Sky Media has been testing this technology and the trial will be extended to Sky employee homes in due course to provide what West calls an end-to-end customer test that includes all the reporting that the advertising industry needs. At its ‘upfronts’ [when channels present their new programmes to the advertising industry] Sky Media will be inviting brands and agencies to take part in this test phase. It is looking for a cross-section of campaign types including brand-heavy, response driven and regionally focused.

The plan is for Phase One of Sky AdSmart to run for a year and it sounds like the company will be conservative about how it uses the system during what will be a bedding-in period. West said that when Phase Two kicks off in summer 2014 “that is when we will see the true flexibility in terms of targeting.” This is the point when a prestige car maker will be able to target the top 5% of homes in terms of disposable income, for example.

Sky Media’s West believes addressable advertising will enhance the TV experience for the viewer, pointing to research in the US showing that addressable advertising reduces tune-away from channels by 32%. “If you are a family with children aged 5-7 and you are watching TV together on Sunday night, then an advertisement for nappies will not be relevant to you,” he points out.

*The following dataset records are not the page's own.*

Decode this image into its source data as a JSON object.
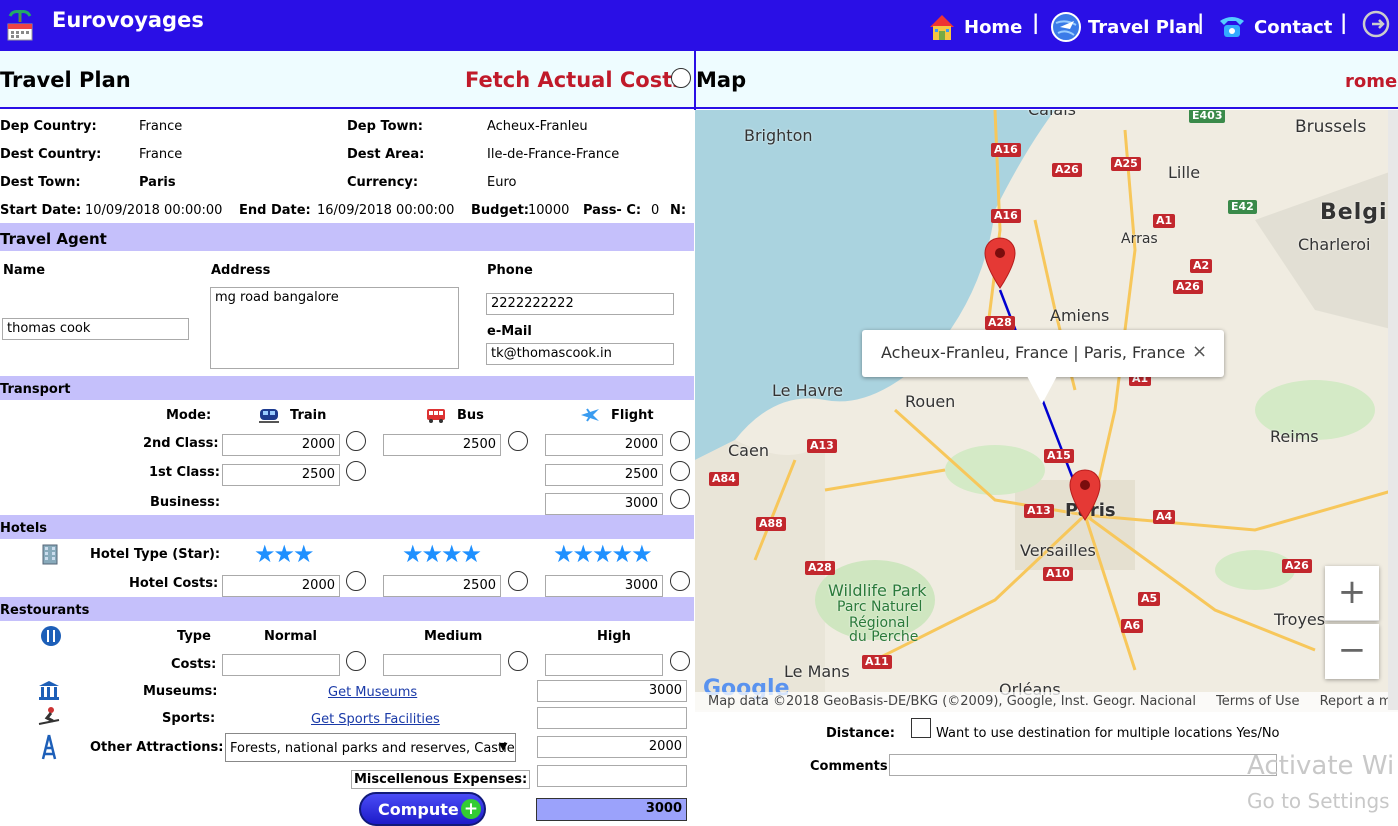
{
  "brand": "Eurovoyages",
  "nav": {
    "home": "Home",
    "travel_plan": "Travel Plan",
    "contact": "Contact",
    "sep": "|"
  },
  "left_head": {
    "title": "Travel Plan",
    "fetch": "Fetch Actual Costs"
  },
  "right_head": {
    "title": "Map",
    "error": "rome"
  },
  "trip": {
    "dep_country_label": "Dep Country:",
    "dep_country": "France",
    "dep_town_label": "Dep Town:",
    "dep_town": "Acheux-Franleu",
    "dest_country_label": "Dest Country:",
    "dest_country": "France",
    "dest_area_label": "Dest Area:",
    "dest_area": "Ile-de-France-France",
    "dest_town_label": "Dest Town:",
    "dest_town": "Paris",
    "currency_label": "Currency:",
    "currency": "Euro",
    "start_label": "Start Date:",
    "start": "10/09/2018 00:00:00",
    "end_label": "End Date:",
    "end": "16/09/2018 00:00:00",
    "budget_label": "Budget:",
    "budget": "10000",
    "pass_label": "Pass- C:",
    "pass": "0",
    "n_label": "N:"
  },
  "agent": {
    "section": "Travel Agent",
    "name_label": "Name",
    "name": "thomas cook",
    "address_label": "Address",
    "address": "mg road bangalore",
    "phone_label": "Phone",
    "phone": "2222222222",
    "email_label": "e-Mail",
    "email": "tk@thomascook.in"
  },
  "transport": {
    "section": "Transport",
    "mode_label": "Mode:",
    "train": "Train",
    "bus": "Bus",
    "flight": "Flight",
    "second_label": "2nd Class:",
    "first_label": "1st Class:",
    "business_label": "Business:",
    "train_2nd": "2000",
    "bus_2nd": "2500",
    "flight_2nd": "2000",
    "train_1st": "2500",
    "flight_1st": "2500",
    "flight_business": "3000"
  },
  "hotels": {
    "section": "Hotels",
    "type_label": "Hotel Type (Star):",
    "costs_label": "Hotel Costs:",
    "stars3": "★★★",
    "stars4": "★★★★",
    "stars5": "★★★★★",
    "cost3": "2000",
    "cost4": "2500",
    "cost5": "3000"
  },
  "restaurants": {
    "section": "Restourants",
    "type_label": "Type",
    "normal": "Normal",
    "medium": "Medium",
    "high": "High",
    "costs_label": "Costs:",
    "museums_label": "Museums:",
    "museums_link": "Get Museums",
    "museums_cost": "3000",
    "sports_label": "Sports:",
    "sports_link": "Get Sports Facilities",
    "other_label": "Other Attractions:",
    "other_value": "Forests, national parks and reserves, Castles",
    "other_cost": "2000",
    "misc_label": "Miscellenous Expenses:",
    "compute": "Compute",
    "total": "3000"
  },
  "map": {
    "popup": "Acheux-Franleu, France | Paris, France",
    "close": "×",
    "zoom_in": "+",
    "zoom_out": "−",
    "google": "Google",
    "attribution": "Map data ©2018 GeoBasis-DE/BKG (©2009), Google, Inst. Geogr. Nacional",
    "terms": "Terms of Use",
    "report": "Report a map error",
    "cities": [
      "Calais",
      "Brighton",
      "Brussels",
      "Lille",
      "Belgiu",
      "Arras",
      "Charleroi",
      "Amiens",
      "Le Havre",
      "Rouen",
      "Caen",
      "Reims",
      "Paris",
      "Versailles",
      "Wildlife Park",
      "Parc Naturel",
      "Régional",
      "du Perche",
      "Le Mans",
      "Orléans",
      "Troyes"
    ],
    "roads": [
      "E403",
      "A16",
      "A25",
      "A26",
      "A16",
      "A1",
      "E42",
      "A2",
      "A26",
      "A28",
      "A1",
      "A13",
      "A84",
      "A15",
      "A13",
      "A4",
      "A88",
      "A10",
      "A28",
      "A5",
      "A26",
      "A6",
      "A11"
    ]
  },
  "bottom": {
    "distance_label": "Distance:",
    "multi_label": "Want to use destination for multiple locations Yes/No",
    "comments_label": "Comments:",
    "watermark1": "Activate Wi",
    "watermark2": "Go to Settings"
  }
}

A Sky Media promotional film, played to the London audience, said: “This turns television viewing into a whole new ball game. Advertisers can get a specific audience through a mass medium, giving greater control over who sees which commercials and in which location and how often they see it. Once you have agreed the campaign terms, AdSmart does the rest and with our advanced data it is easy to track the campaign performance and report in detail. You select the exact buying audiences you need.”

According to the Sky promo film, this is “The power of TV – enhanced”. And in response to a question West emphasised: “In the early phases we will have existing advertisers spending more , maybe by promoting more different brands, but our ambition over time is to attract new television advertising.”

Addressing a senior audience from advertisers, agencies, channel owners, broadcasters and platform operators, David Whittaker, Director of Business Development & Advertising Technologies at NDS (now part of Cisco) explained the technology behind Sky AdSmart. He noted that the whole premise behind the original development of the ‘NDS Dynamic’ software was the desire by Pay TV operators to develop a mixed economy where they could make money from advertising on their own channels as well as from Pay TV subscriptions. “10 years of technology development has gone into this,” he said. The NDS technology is also deployed in other markets.

He explained how the PVR is made aware of what advertising spot is coming next, and how the device is informed whether it must stay with the main channel feed or switch to play an alternative ad spot from the PVR’s disk. The addressable advertising spot has to fit within the existing time slots of an advertising break but that does not limit you to 30 seconds; it could be a 60 second addressable ad that replaces two consecutive 30 second national ads, for example.

Whittaker reiterated that this is about more than delivering different copy to different homes. It is essential that these actions are then reported to BARB so this approach ties in with the established reporting and trading systems. “We know exactly which box shows which ad when viewers move away from the main broadcast and into AdSmart,” he pointed out.

Responding to audience questions, Jamie West revealed that if an advertiser does not want addressable ads to replace their original ad in the main channel feed, that is a trading question (meaning it is negotiable, presumably!) Otherwise the Sky Media terms of business do allow the company to sell addressable ads that might take parts of the audience, where the inventory is capable of being ‘AdSmarted’. As noted earlier, advertisers will only pay for the audience they do reach.

Sky AdSmart is designed to work with linear TV, VOD and catch-up through the set-top box and West said the vision is to extend targeting functionality to all of these types of delivery.